A cleaner pattern for production is to move your logic out of notebooks and into regular Python files packaged as a wheel. You can still develop interactively in a notebook, but when you are ready to go to production, extract the functions into a .py file, upload it as a workspace file or to a repo, and point the job at that instead.
Things I Wish Someone Had Told Me Earlier
Autoscaling is not magic. Databricks can add and remove workers based on load, but it is not instantaneous. If your job spikes from 0 to 100 GB of data in two minutes, the autoscaler will lag behind and you will see slow stages. Size your cluster with a minimum that matches your steady-state workload and let autoscaling handle the peaks.
Photon makes a real difference. If your workload is SQL-heavy and your runtime supports it, turn on Photon. It is a native vectorised query engine that Databricks ships. I have seen aggregations run 3-5x faster with no code changes at all. It costs a bit more per DBU but usually saves money overall because jobs finish faster.
Partition pruning depends on Delta statistics. When you apply a filter on a Delta table, the engine uses column-level min/max statistics to skip files entirely. This works great — unless your data is evenly spread across partitions and the min/max range covers everything. Pay attention to how you partition and Z-order your tables.
The Spark UI is your friend. Databricks exposes the full Spark UI from the cluster detail page. If a job is slow, open it. Look for skewed tasks, shuffle spills, and stages that read way more data than they should. The answer is usually there, in the numbers.
What Changes for Production
A development cluster and a production setup are different things. Here is what you should add before calling something production-ready:
- Use job clusters, not all-purpose clusters. They are cheaper, ephemeral, and you get clean state on every run.
- Store credentials in Databricks Secrets. Do not hardcode API keys or database passwords in your notebooks. Use
dbutils.secrets.get()and scope your secrets properly. - Set up cluster policies. If you have multiple people creating clusters, policies prevent someone from accidentally spinning up a 64-node GPU cluster for a 10 MB CSV file.
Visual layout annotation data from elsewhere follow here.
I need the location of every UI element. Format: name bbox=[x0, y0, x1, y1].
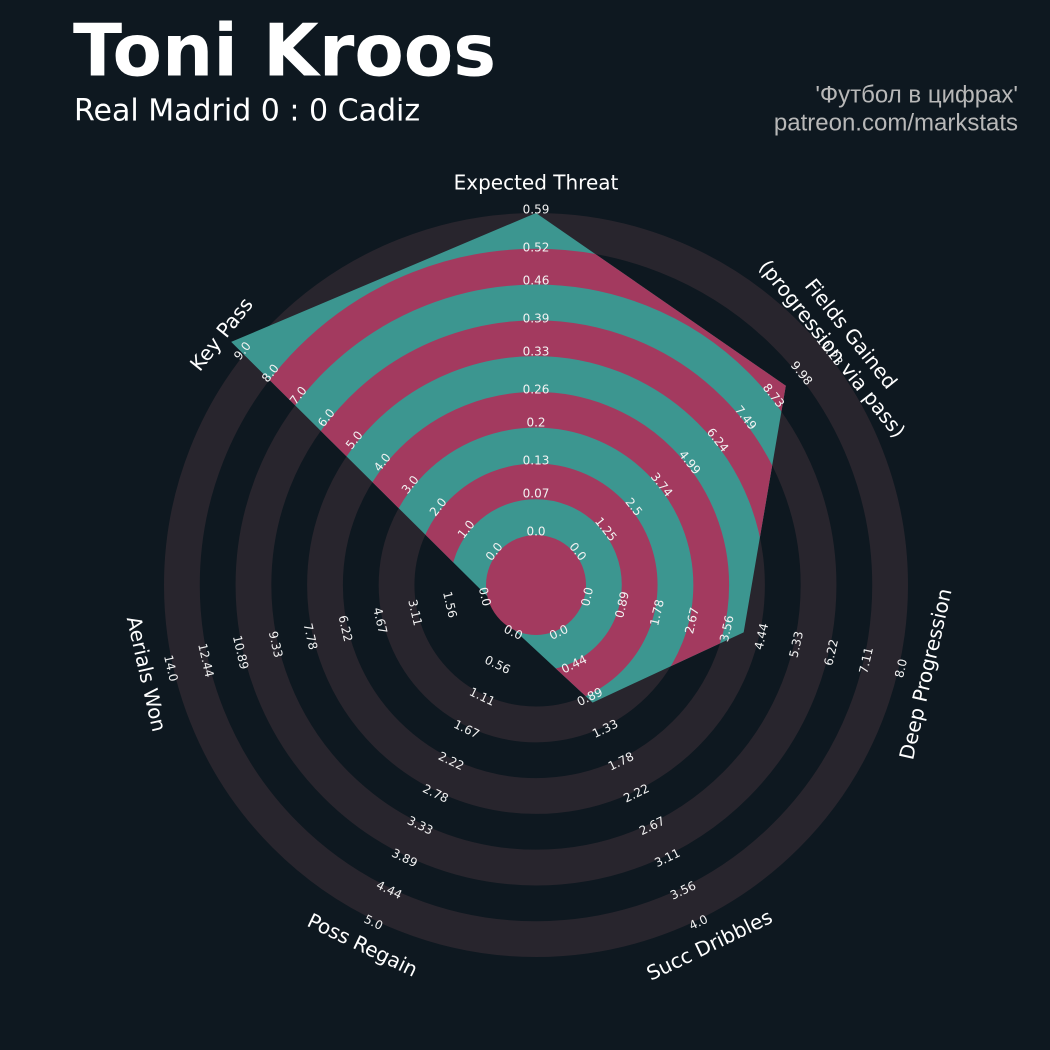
credit: 'Футбол в цифрах' bbox=[815, 81, 1018, 108]
tick-label: 3.56 bbox=[717, 614, 737, 643]
tick-label: 2.67 bbox=[682, 606, 702, 635]
tick-label: 9.33 bbox=[266, 630, 286, 659]
tick-label: 0.52 bbox=[523, 241, 550, 255]
polygon-ring bbox=[231, 248, 786, 703]
tick-label: 0.59 bbox=[523, 203, 550, 217]
center-circle bbox=[486, 535, 586, 635]
tick-label: 0.26 bbox=[523, 383, 550, 397]
tick-label: 0.89 bbox=[612, 590, 632, 619]
tick-label: 0.13 bbox=[523, 454, 550, 468]
tick-label: 7.78 bbox=[301, 622, 321, 651]
tick-label: 8.0 bbox=[892, 657, 910, 679]
tick-label: 0.33 bbox=[523, 344, 550, 358]
tick-label: 3.11 bbox=[405, 598, 425, 627]
tick-label: 1.56 bbox=[440, 590, 460, 619]
tick-label: 5.33 bbox=[787, 630, 807, 659]
tick-label: 4.44 bbox=[752, 622, 772, 651]
subtitle: Real Madrid 0 : 0 Cadiz bbox=[74, 94, 420, 129]
credit: patreon.com/markstats bbox=[774, 109, 1018, 136]
tick-label: 0.0 bbox=[578, 586, 596, 608]
tick-label: 7.11 bbox=[856, 646, 876, 675]
tick-label: 0.07 bbox=[523, 486, 550, 500]
tick-label: 0.0 bbox=[526, 525, 545, 539]
tick-label: 0.46 bbox=[523, 273, 550, 287]
tick-label: 0.2 bbox=[526, 415, 545, 429]
param-label: Expected Threat bbox=[454, 171, 619, 195]
title: Toni Kroos bbox=[73, 9, 496, 93]
tick-label: 1.78 bbox=[647, 598, 667, 627]
tick-label: 14.0 bbox=[161, 654, 181, 683]
tick-label: 6.22 bbox=[336, 614, 356, 643]
tick-label: 4.67 bbox=[370, 606, 390, 635]
tick-label: 0.0 bbox=[476, 586, 494, 608]
tick-label: 6.22 bbox=[821, 638, 841, 667]
tick-label: 0.39 bbox=[523, 312, 550, 326]
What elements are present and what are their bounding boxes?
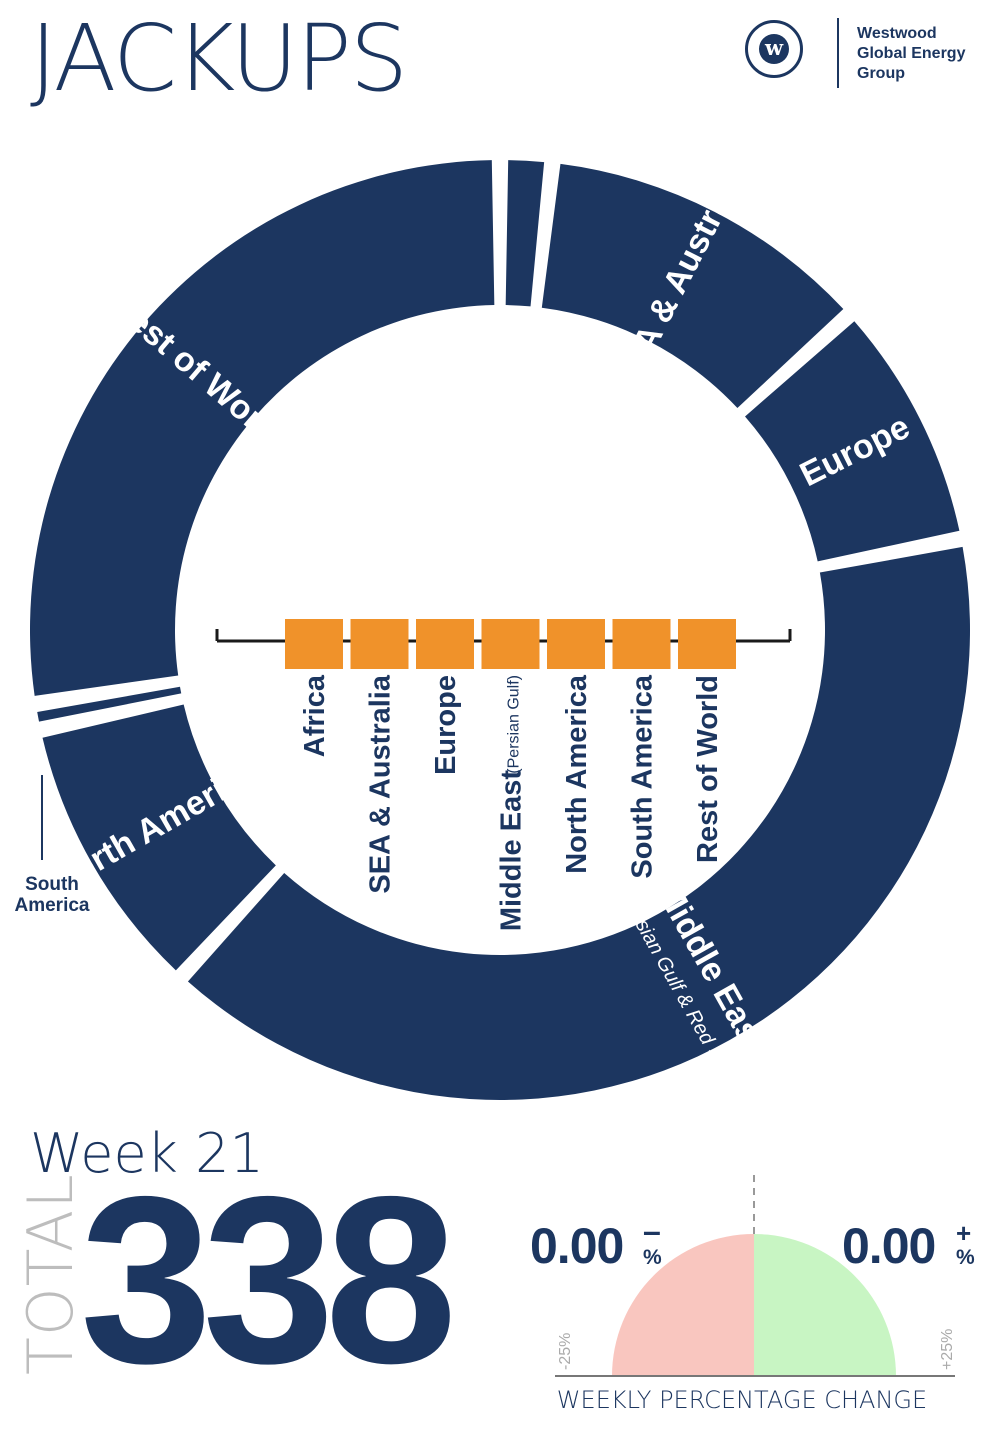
logo-divider bbox=[837, 18, 839, 88]
legend-sublabel-middle-east: (Persian Gulf) bbox=[506, 675, 523, 774]
total-label: TOTAL bbox=[14, 1173, 87, 1375]
legend-swatch-middle-east bbox=[481, 619, 540, 669]
gauge-positive-unit: % bbox=[956, 1246, 975, 1269]
legend-swatch-sea-australia bbox=[350, 619, 409, 669]
westwood-logo-icon: w bbox=[745, 20, 803, 78]
donut-segment-middle-east bbox=[187, 546, 971, 1100]
legend-swatch-south-america bbox=[612, 619, 671, 669]
logo-text: Westwood Global Energy Group bbox=[857, 25, 966, 82]
company-logo: w Westwood Global Energy Group bbox=[745, 18, 985, 93]
donut-segment-south-america bbox=[37, 686, 182, 722]
donut-segment-europe bbox=[745, 321, 960, 562]
gauge-positive-sign: + bbox=[956, 1218, 971, 1248]
legend-swatch-europe bbox=[416, 619, 474, 669]
legend-swatch-africa bbox=[285, 619, 343, 669]
gauge-positive-half bbox=[754, 1234, 896, 1376]
donut-segment-africa bbox=[505, 160, 545, 307]
gauge-negative-half bbox=[612, 1234, 754, 1376]
gauge-title: WEEKLY PERCENTAGE CHANGE bbox=[557, 1386, 927, 1414]
gauge-positive-value: 0.00 bbox=[842, 1218, 935, 1274]
legend-label-rest-of-world: Rest of World bbox=[692, 675, 724, 863]
logo-glyph: w bbox=[759, 34, 789, 64]
donut-segment-rest-of-world bbox=[30, 160, 495, 696]
gauge-min-label: -25% bbox=[557, 1333, 574, 1370]
south-america-callout-label: South bbox=[25, 874, 79, 895]
gauge-max-label: +25% bbox=[939, 1329, 956, 1370]
south-america-callout-label: America bbox=[15, 895, 90, 916]
weekly-change-gauge: 0.00 –% 0.00 +%-25% +25%WEEKLY PERCENTAGE CH… bbox=[530, 1175, 975, 1414]
legend-label-sea-australia: SEA & Australia bbox=[365, 674, 397, 894]
legend-label-south-america: South America bbox=[627, 674, 659, 878]
donut-chart: SEA & Australia Europe Middle East(Persian… bbox=[15, 152, 971, 1100]
legend-swatch-rest-of-world bbox=[678, 619, 736, 669]
donut-segment-north-america bbox=[42, 704, 276, 971]
week-label: Week 21 bbox=[30, 1122, 264, 1185]
gauge-negative-unit: % bbox=[643, 1246, 662, 1269]
page-title: JACKUPS bbox=[30, 5, 408, 112]
total-value: 338 bbox=[80, 1148, 457, 1413]
gauge-negative-value: 0.00 bbox=[530, 1218, 623, 1274]
gauge-negative-sign: – bbox=[643, 1213, 661, 1249]
legend-label-africa: Africa bbox=[299, 674, 331, 757]
legend-swatch-north-america bbox=[547, 619, 605, 669]
donut-segment-sea-australia bbox=[541, 163, 844, 409]
legend-label-north-america: North America bbox=[561, 674, 593, 874]
legend-label-europe: Europe bbox=[430, 675, 462, 775]
legend-label-middle-east: Middle East bbox=[496, 770, 528, 931]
- Use Unity Catalog if it is available in your workspace. It gives you fine-grained access control across workspaces and tracks lineage. It is the replacement for the older Hive metastore and worth the migration effort.
- Version your code in Git. Use Databricks Repos to link your notebooks and Python modules to a Git repository. Do not let the workspace folder be the only copy of your production code.
Wrapping Up
Moving from self-managed Spark to Databricks is less about learning new Spark tricks and more about unlearning the operational overhead you used to carry. You stop worrying about cluster bootstrap scripts, log rotation, and dependency hell — and you start spending more time on the data itself.
The trade-off is that you need to understand Databricks-specific concepts like DBUs, Delta Lake, and the workspace model. But these are learnable in a week or two, and once you are through that curve, you will probably not miss the old way of doing things.
Start with a small all-purpose cluster, write a notebook that reads some data and writes a Delta table, then turn it into a scheduled job. That alone covers 80% of what most data engineers need from the platform. The rest — streaming, MLflow, Unity Catalog — can come later, when you actually need them.